Natural Phytocompounds from Common Indian Spices for Identification of Three Potential Inhibitors of Breast Cancer: A Molecular Modelling Approach

Samik Hazra; Anindya Sundar Ray; Chowdhury Habibur Rahaman

doi:10.3390/molecules27196590

Natural Phytocompounds from Common Indian Spices for Identification of Three Potential Inhibitors of Breast Cancer: A Molecular Modelling Approach

Molecules. 2022 Oct 5;27(19):6590. doi: 10.3390/molecules27196590.

Authors

Samik Hazra¹, Anindya Sundar Ray^{1

2}, Chowdhury Habibur Rahaman¹

Affiliations

¹ Ethnopharmacology Laboratory, Department of Botany, Visva-Bharati, Santiniketan 731235, West Bengal, India.
² Department of Animal Science, Kazi Nazrul University, Asansol 713340, West Bengal, India.

Abstract

Breast cancer is the second most common cancer-related cause of death for women throughout the globe. In spite of some effective measures, the main concerns with traditional anti-cancer chemotherapy are its low bioavailability, physical side effects, acquired resistance of cancer cells and non-specific targeting. Now researchers have taken the initiative to establish natural product-based therapy methods and to identify viable hits for future lead optimization in the development of breast cancer medication. Our study aims to identify the potent phytocompounds from five very popular Indian spices (Zingiber officinale Roscoe, Cuminum cyminum L., Piper nigrum L., Curcuma longa L., and Allium sativum L.). From these spices, a total of 200 phytocompounds were identified and screened against three target genes, namely, cyclin-dependent kinase 8 (CDK 8), progesterone receptor (PR) and epidermal growth factor receptor (EGFR), through structure-based virtual screening using iGEMDOCK 2.1 software. Based on the binding affinity score, the top three phytocompounds against each target protein (cynaroside (-149.66 Kcal/mol), apigetrin (-139.527 Kcal/mol) and curcumin (-138.149 Kcal/mol) against CDK8; apigetrin (-123.298 Kcal/mol), cynaroside (-118.635 Kcal/mol) and xyloglucan (-113.788 Kcal/mol) against PR; cynaroside (-119.18 Kcal/mol), apigetrin (-105.185 Kcal/mol) and xyloglucan (-105.106 Kcal/mol) against EGFR) were selected. Apigetrin, cynaroside, curcumin, and xyloglucan were finally identified for further docking analysis with the respective three target proteins. Autodock 4.2 was applied to screen the optimal binding position and to assess the relative intensity of binding interactions. In addition, the ADME/T property checks and bioactivity scores analysis of were performed to understand the suitability of these four phytocompounds to be potential candidates for developing effective and non-toxic anticancer agents. Based on this in silico analysis, we believe this study could contribute to current efforts to develop new drugs for treating breast cancer.

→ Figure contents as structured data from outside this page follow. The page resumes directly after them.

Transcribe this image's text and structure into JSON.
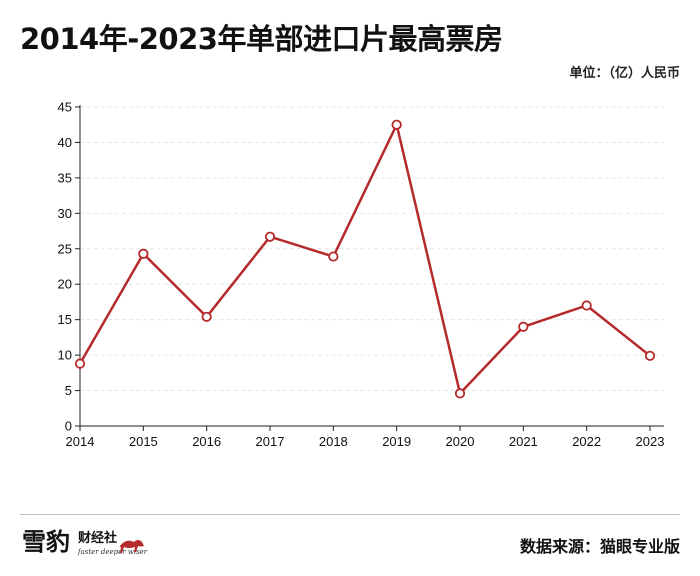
{
  "title": "2014年-2023年单部进口片最高票房",
  "unit_label": "单位：（亿）人民币",
  "source_label": "数据来源：猫眼专业版",
  "logo": {
    "name": "雪豹财经社",
    "big_text": "雪豹",
    "small_text": "财经社",
    "tagline": "faster deeper wiser"
  },
  "colors": {
    "line": "#b52a2a",
    "marker_fill": "#ffffff",
    "grid": "#e6e6e6",
    "axis": "#222222"
  },
  "chart_data": {
    "type": "line",
    "title": "2014年-2023年单部进口片最高票房",
    "xlabel": "",
    "ylabel": "",
    "categories": [
      "2014",
      "2015",
      "2016",
      "2017",
      "2018",
      "2019",
      "2020",
      "2021",
      "2022",
      "2023"
    ],
    "values": [
      8.8,
      24.3,
      15.4,
      26.7,
      23.9,
      42.5,
      4.6,
      14.0,
      17.0,
      9.9
    ],
    "ylim": [
      0,
      45
    ],
    "yticks": [
      "0",
      "5",
      "10",
      "15",
      "20",
      "25",
      "30",
      "35",
      "40",
      "45"
    ],
    "grid": true,
    "legend": "none"
  }
}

Keywords: Indian spices; breast cancer; drug likeliness; molecular docking.

MeSH terms

Antineoplastic Agents* / chemistry
Breast Neoplasms* / drug therapy
Curcumin* / chemistry
Cyclin-Dependent Kinase 8 / metabolism
ErbB Receptors / metabolism
Female
Humans
Molecular Docking Simulation
Receptors, Progesterone / metabolism

Substances

Antineoplastic Agents
Receptors, Progesterone
ErbB Receptors
Cyclin-Dependent Kinase 8
Curcumin

Grants and funding

This research received no external funding.